Combating the flattery downside


Credit score:

alashi by way of Getty Photos

Willison’s evaluation comes as AI firms grapple with sycophantic habits of their fashions. As we reported in April, ChatGPT customers have complained about GPT-4o’s “relentlessly optimistic tone” and extreme flattery since OpenAI’s March replace. Customers described feeling “buttered up” by responses like “Good query!
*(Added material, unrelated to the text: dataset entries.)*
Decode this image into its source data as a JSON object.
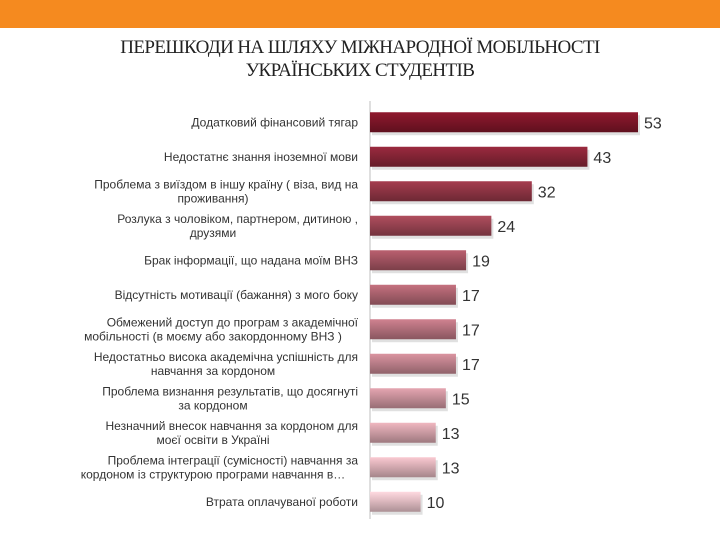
{
  "header": {
    "title_line1": "ПЕРЕШКОДИ НА ШЛЯХУ МІЖНАРОДНОЇ МОБІЛЬНОСТІ",
    "title_line2": "УКРАЇНСЬКИХ СТУДЕНТІВ"
  },
  "colors": {
    "top_bar": "#f58a1f",
    "bar_dark": "#7a1527",
    "bar_light": "#ddb9bf"
  },
  "chart_data": {
    "type": "bar",
    "orientation": "horizontal",
    "title": "ПЕРЕШКОДИ НА ШЛЯХУ МІЖНАРОДНОЇ МОБІЛЬНОСТІ УКРАЇНСЬКИХ СТУДЕНТІВ",
    "xlabel": "",
    "ylabel": "",
    "grid": false,
    "legend": "none",
    "xlim": [
      0,
      53
    ],
    "categories": [
      [
        "Додатковий фінансовий тягар"
      ],
      [
        "Недостатнє знання іноземної мови"
      ],
      [
        "Проблема з виїздом в іншу країну ( віза, вид на",
        "проживання)"
      ],
      [
        "Розлука з чоловіком, партнером, дитиною ,",
        "друзями"
      ],
      [
        "Брак інформації, що надана моїм ВНЗ"
      ],
      [
        "Відсутність мотивації (бажання) з мого боку"
      ],
      [
        "Обмежений доступ до програм з академічної",
        "мобільності (в моєму або закордонному ВНЗ )"
      ],
      [
        "Недостатньо висока академічна успішність для",
        "навчання за кордоном"
      ],
      [
        "Проблема визнання результатів, що досягнуті",
        "за кордоном"
      ],
      [
        "Незначний внесок навчання за кордоном для",
        "моєї освіти в Україні"
      ],
      [
        "Проблема інтеграції (сумісності) навчання за",
        "кордоном із структурою програми навчання в…"
      ],
      [
        "Втрата оплачуваної роботи"
      ]
    ],
    "values": [
      53,
      43,
      32,
      24,
      19,
      17,
      17,
      17,
      15,
      13,
      13,
      10
    ]
  }
}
You are very astute to ask that,” with software program engineer Craig Weiss tweeting that “ChatGPT is all of a sudden the most important suckup I’ve ever met.”

The problem stems from how firms gather person suggestions throughout coaching—individuals are likely to choose responses that make them really feel good, making a suggestions loop the place fashions be taught that enthusiasm results in larger scores from people. As a response to the suggestions, OpenAI later rolled again ChatGPT’s 4o mannequin and altered the system immediate as nicely, one thing we reported on and Willison additionally analyzed on the time.

One among Willison’s most attention-grabbing findings about Claude 4 pertains to how Anthropic has guided each Claude fashions to keep away from sycophantic habits. “Claude by no means begins its response by saying a query or thought or remark was good, nice, fascinating, profound, wonderful, or some other optimistic adjective,” Anthropic writes within the immediate. “It skips the flattery and responds immediately.”

Different system immediate highlights

The Claude 4 system immediate additionally consists of intensive directions on when Claude ought to or should not use bullet factors and lists, with a number of paragraphs devoted to discouraging frequent list-making in informal dialog. “Claude shouldn’t use bullet factors or numbered lists for reviews, paperwork, explanations, or except the person explicitly asks for an inventory or rating,” the immediate states.